Кровь и честь - Грин Саймон
— Тогда все выглядело по-другому, — сказал Джордан. — На сей раз мы имеем дело с воротами, являющимися порождением нереального. Монах — не что иное, как посланец того мира.
— Верно. Я в этом и не сомневалась, но Луи никогда не позволил бы мне провести необходимую проверку. Нам придется остановить это, Виктор. Если равновесие слишком сильно сместится в сторону нереального, весь Полуночный Замок превратится в одни огромные ворота, через которые потусторонние силы прорвутся, чтобы уничтожить мир, в котором мы живем.
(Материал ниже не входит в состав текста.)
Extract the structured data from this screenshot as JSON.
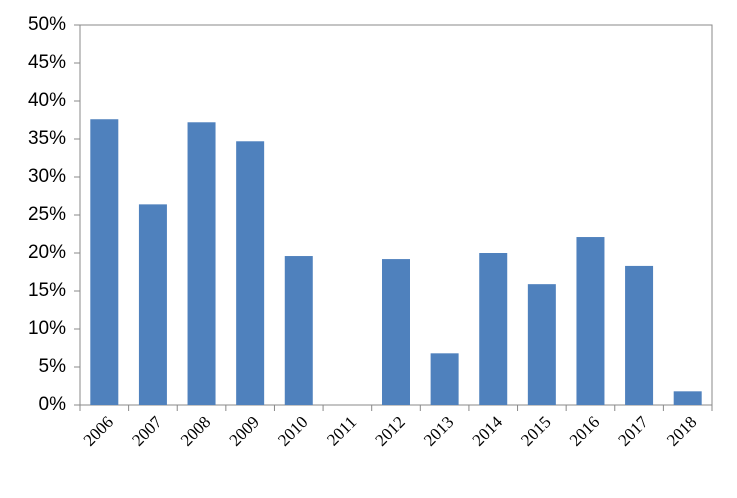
{
  "chart_data": {
    "type": "bar",
    "categories": [
      "2006",
      "2007",
      "2008",
      "2009",
      "2010",
      "2011",
      "2012",
      "2013",
      "2014",
      "2015",
      "2016",
      "2017",
      "2018"
    ],
    "values": [
      37.6,
      26.4,
      37.2,
      34.7,
      19.6,
      0,
      19.2,
      6.8,
      20.0,
      15.9,
      22.1,
      18.3,
      1.8
    ],
    "color": "#4f81bd",
    "ylim": [
      0,
      50
    ],
    "yticks": [
      {
        "value": 0,
        "label": "0%"
      },
      {
        "value": 5,
        "label": "5%"
      },
      {
        "value": 10,
        "label": "10%"
      },
      {
        "value": 15,
        "label": "15%"
      },
      {
        "value": 20,
        "label": "20%"
      },
      {
        "value": 25,
        "label": "25%"
      },
      {
        "value": 30,
        "label": "30%"
      },
      {
        "value": 35,
        "label": "35%"
      },
      {
        "value": 40,
        "label": "40%"
      },
      {
        "value": 45,
        "label": "45%"
      },
      {
        "value": 50,
        "label": "50%"
      }
    ],
    "grid": false
  }
}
Джордан проглотил слюну, жалея, что ему нельзя никуда ни убежать, ни спрятаться. И чем дольше ворота остаются открытыми, тем меньше остается шансов на спасение. Он затравленно осмотрелся. Родрик и солдаты толпились возле входа, лица их искажал нескрываемый ужас, но Корд, Таггерт и Гэвэйн сохраняли спокойствие, готовые в любой момент поддержать своего государя. Их уверенность прибавила ему сил. Он сказал, как отрезал:
— Ладно, слушайте все: мы войдем в зал! Вам придется попробовать удержать зло, пока я буду прорываться к Камню. Идите плечом к плечу, прикрывайте друг друга, а если появится возможность поразить Монаха, не теряйте времени, другого шанса вам не представится, — он сделал глубокий вдох, а затем медленно выпустил из легких воздух. Сохранить такое спокойствие в голосе — настоящий триумф даже для актера его квалификации, жаль, что некому оценить это. — Итак, друзья, за дело.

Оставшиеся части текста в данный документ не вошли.